While scientists are quick to point out that, thus far, they haven’t found any evidence for actual life on or underneath the surface of Enceladus, all the building blocks are in place to allow life to spring forth.

“Water vapor was the major constituent. There was methane present. There was carbon dioxide. There was carbon monoxide. There were simple organics and there were more complex organics,” Hunter Waite of the Southwest Research Institute in San Antonio, Texas, said at a news conference yesterday.

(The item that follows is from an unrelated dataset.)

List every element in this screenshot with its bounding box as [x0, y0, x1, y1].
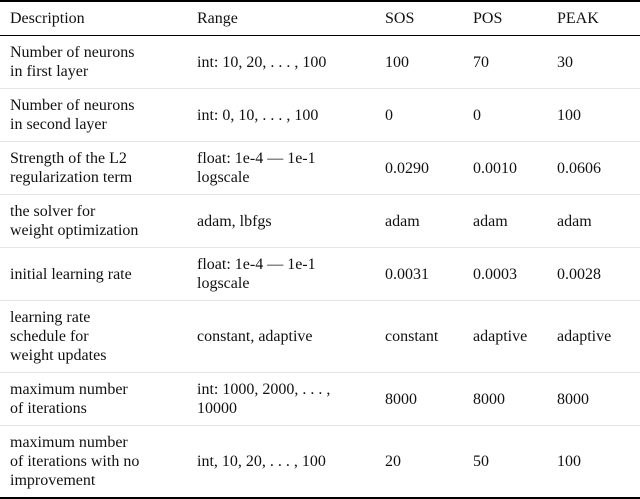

“Of course, natural gas comes from decaying biological matter on Earth. But this is not the conclusion we reached for Enceladus. Another possibility is the geochemistry going on in the interior can also produce organics,” Waite added.

“We see on Enceladus the three basic requirements for the origin of life,” Larry Esposito of the University of Colorado said. “We see water, although it may not be liquid. We see organic compounds … and we also have a source of heat.”

“Now we don’t yet see, nor can we tell or state, whether the interior of Enceladus contains liquid water, and if that water might be a habitat for life,” Esposito added, adding that “future fly-bys will examine that question, starting in August [of this year].”